PostED ON 12.10.2015 AT 10:57AM
The body of a lovesick spinster is discovered in the wasteland of a small Parisian suburb. A murder. At the same time, a beautiful and sexy girl takes a room at a local boarding hotel. A little wheedling thug and an intelligent, sarcastic, ugly man orbit around her. There would be a thousand ways to summarize Panic, the splendid and faithful film adaptation of the novel by Georges Simenon: The Engagement.

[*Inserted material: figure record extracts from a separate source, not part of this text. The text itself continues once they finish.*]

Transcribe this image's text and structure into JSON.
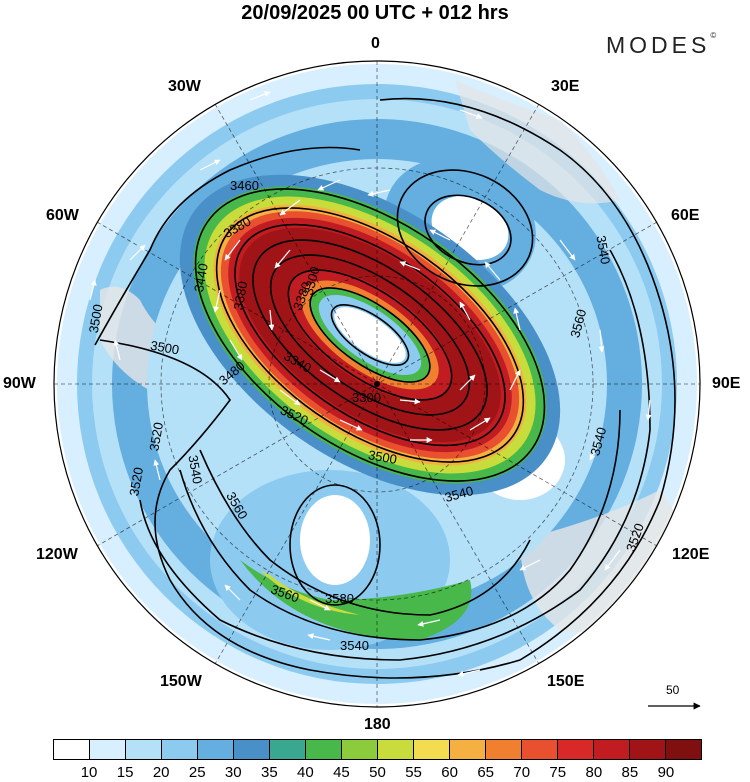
{
  "title": "20/09/2025  00 UTC  + 012 hrs",
  "brand": "MODES",
  "brand_mark": "©",
  "longitudes": {
    "top": "0",
    "bottom": "180",
    "left": "90W",
    "right": "90E",
    "tl1": "30W",
    "tl2": "60W",
    "tr1": "30E",
    "tr2": "60E",
    "bl1": "120W",
    "bl2": "150W",
    "br1": "120E",
    "br2": "150E"
  },
  "contour_labels": [
    "3460",
    "3380",
    "3380",
    "3380",
    "3300",
    "3440",
    "3500",
    "3500",
    "3480",
    "3340",
    "3300",
    "3520",
    "3520",
    "3520",
    "3540",
    "3560",
    "3560",
    "3580",
    "3540",
    "3540",
    "3540",
    "3520",
    "3540",
    "3560",
    "3500"
  ],
  "wind_reference": "50",
  "colorbar": {
    "ticks": [
      "10",
      "15",
      "20",
      "25",
      "30",
      "35",
      "40",
      "45",
      "50",
      "55",
      "60",
      "65",
      "70",
      "75",
      "80",
      "85",
      "90"
    ],
    "colors": [
      "#ffffff",
      "#d7efff",
      "#b4e0f8",
      "#8ccaf0",
      "#64aee0",
      "#4a90c8",
      "#3aa890",
      "#48b84a",
      "#8ccc3c",
      "#c8dc3c",
      "#f4dc50",
      "#f4b040",
      "#f08030",
      "#e85030",
      "#d82828",
      "#c01c22",
      "#a01418",
      "#801010"
    ]
  },
  "colors": {
    "jet_core": "#a81818",
    "land": "#e6e6e6"
  }
}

A thousand ways because the film adopts the viewpoint of Jean Renoir: The problem in this world is that everyone has his reasons. His reasons to live, to find happiness at any priceā¦.Therefore, Renoir tried to reconcile humanity through some perpetual understanding of the other, with a sense of warmth too, and a sense of lightness, nevertheless deep, to remain unified. Julien Duvivier applies Renoir's philosophy, but sifts it through a black sieve, with the sordid Simenon as the final result. Panic, then, puts the characters into a state of madness and total unconsciousness, all unable to retain all the blackest and weakest aspects of their personalities. With remarkable and fascinating detail, Duvivier builds a story where love buckles under the weight of suspicion, stupidity, pitiful sentimentality, preconceived notions of public opinion, obvious villainy (all the more devious because of its secrecy) and the humiliation that intelligent individuals inflict on others, out of pure contempt.
These elements, admirably scattered throughout Panic, make it one of Duvivier's greatest films, from the obvious to the surprising. Obvious: the small vile scoundrel camped by an actor with the strange and wonderfully twisted face, Paul Bernard. Still obvious: the absolute non-resistance of the heroin, Viviane Romane, her eyes half-closed, her mouth half-open and her body bent under loving desire, facing a bastard incapable of emotion. Surprising: in the middle of this complete failure of a couple is a man who loves rare meat and announces the fact loud and clear. This man is the key to the film, its greatest mystery.